For me, one of the best moments in Tinker Tailor Soldier Spy, the recent adaptation of John Le Carré's eponymous novel, is the scene dramatizing a Soviet double agent's true intentions. The agent delivers supposedly important Russian intelligence in return for what his British contacts believe to be worthless information from their Secret Service, intelligence planted for the purpose of fooling the Russians.

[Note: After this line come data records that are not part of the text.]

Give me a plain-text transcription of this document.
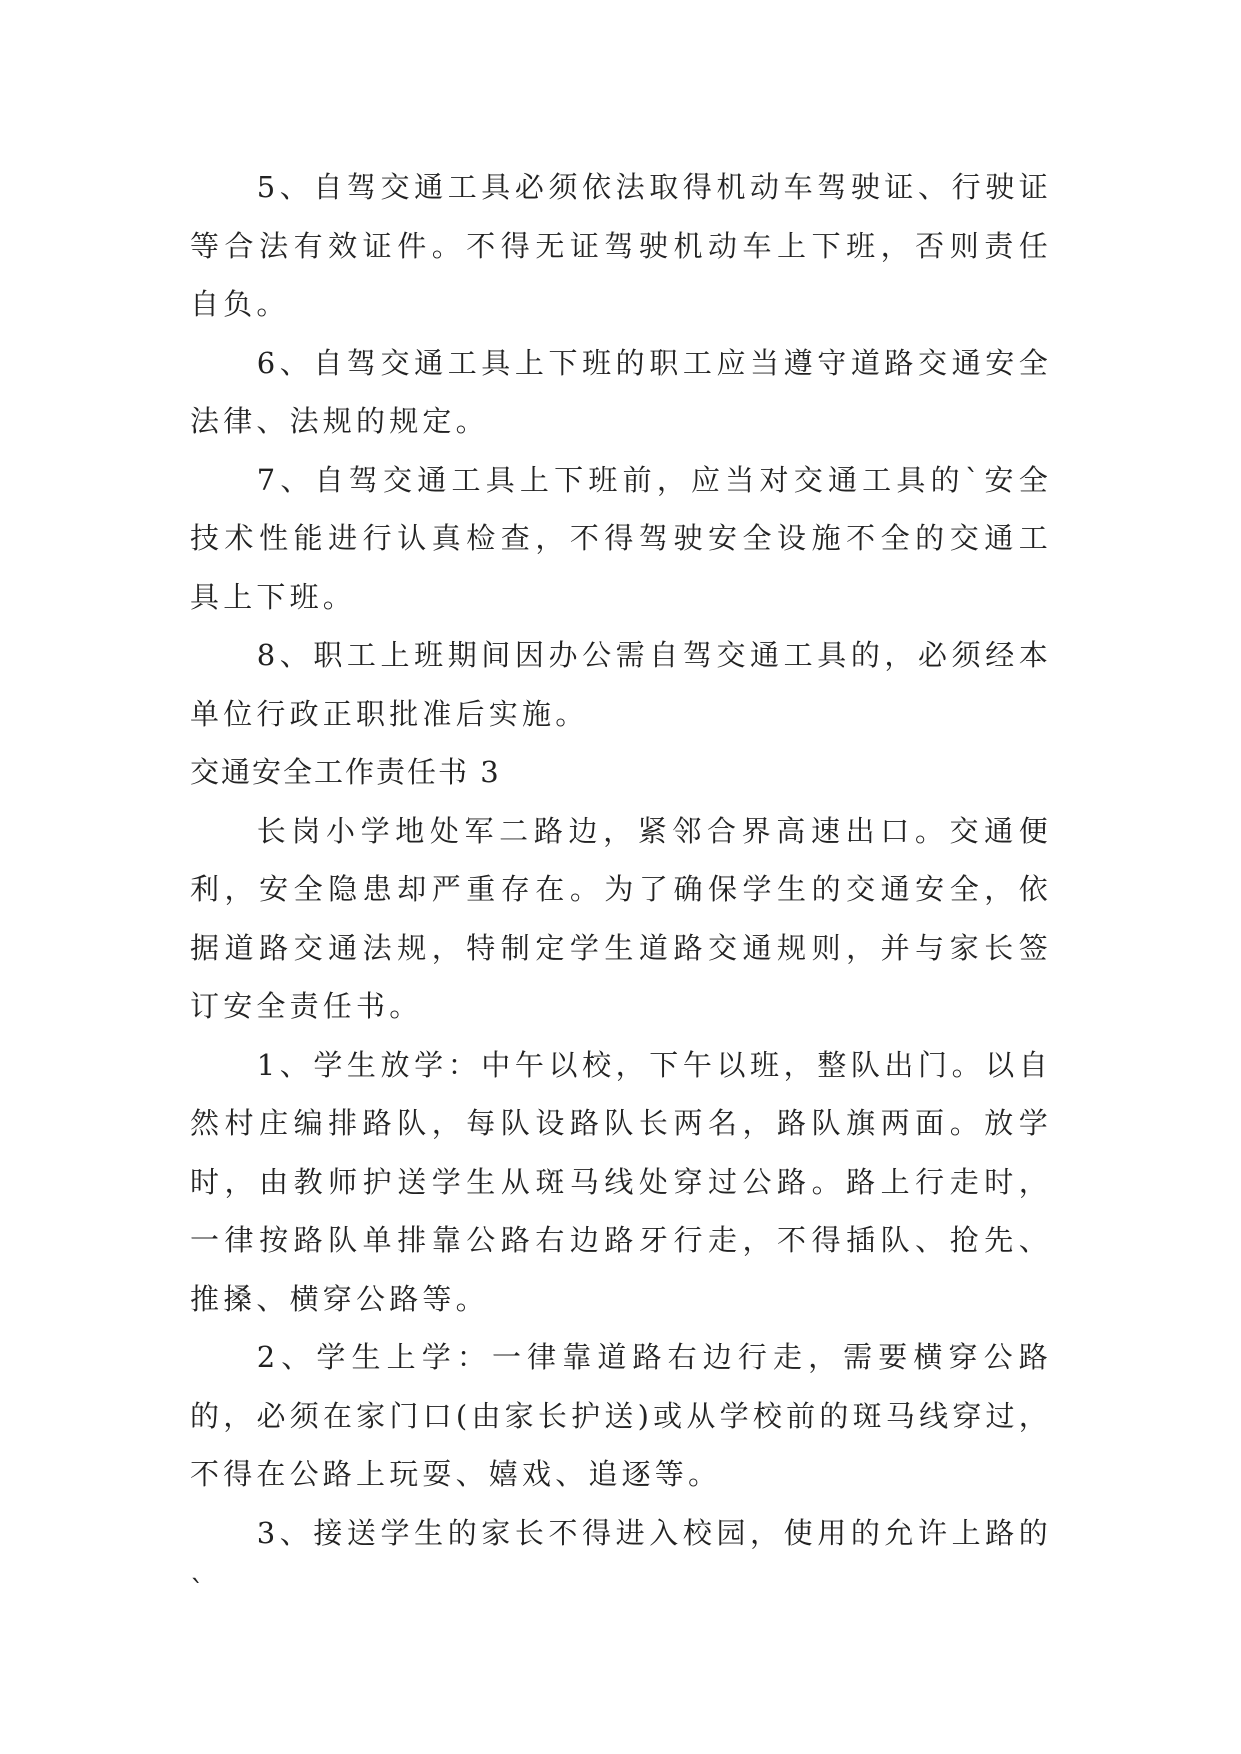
5、自驾交通工具必须依法取得机动车驾驶证、行驶证等合法有效证件。不得无证驾驶机动车上下班，否则责任自负。

6、自驾交通工具上下班的职工应当遵守道路交通安全法律、法规的规定。

7、自驾交通工具上下班前，应当对交通工具的`安全技术性能进行认真检查，不得驾驶安全设施不全的交通工具上下班。

8、职工上班期间因办公需自驾交通工具的，必须经本单位行政正职批准后实施。

交通安全工作责任书 3

长岗小学地处军二路边，紧邻合界高速出口。交通便利，安全隐患却严重存在。为了确保学生的交通安全，依据道路交通法规，特制定学生道路交通规则，并与家长签订安全责任书。

1、学生放学：中午以校，下午以班，整队出门。以自然村庄编排路队，每队设路队长两名，路队旗两面。放学时，由教师护送学生从斑马线处穿过公路。路上行走时，一律按路队单排靠公路右边路牙行走，不得插队、抢先、推搡、横穿公路等。

2、学生上学：一律靠道路右边行走，需要横穿公路的，必须在家门口(由家长护送)或从学校前的斑马线穿过，不得在公路上玩耍、嬉戏、追逐等。

3、接送学生的家长不得进入校园，使用的允许上路的`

What the Brits don't realize is that the incoming Russian intelligence itself is benign, if not worthless, and what they are passing to the Russians is actually valuable intelligence gathered by a Russian mole at the top of the Secret Service.
Misdirection is an effective literary device. The human receptivity to belief, the reliance on apparent truths, rather than actual truths, forms the basis for many a thriller, or drama of the human heart.
Our recent epiphany about bioscience concerns receptivity at the cellular level. Proteins known as receptors can transmit signals from one cell to another. The relative receptivity of a cell to those signals can be expressed as a biochemical function. In turn, a mathematical representation of that function can be used to simulate networked cellular communication.
At a much higher level, we can model social publishing using similar techniques. We are not as tightly bound to biochemistry, but we have similar latitude to model the process of communication. The trope of viral communication has been around for years - a story goes viral as it passes along an expanding social graph. We refer to the exponential dissemination of the story, but what about the predisposition to believe that story? Can we manage our immunity to misinformation?
In nature, viruses communicate through cellular networks predisposed to the same sort of belief system that exists in geo-political intelligence. A cell can be tricked into an immune response by a receptor's reaction to a signal. In the real world, a story about weapons of mass destruction can influence one nation to invade another.
The receptor model of social publishing will be manipulated for profit. In the infancy of our analytics, we have discovered proxies for receptivity. We can parse the social graph for historical data, and we can extrapolate trends and probabilities, but until we understand more about the underlying organisms, we will remain as myopic as Smiley's People.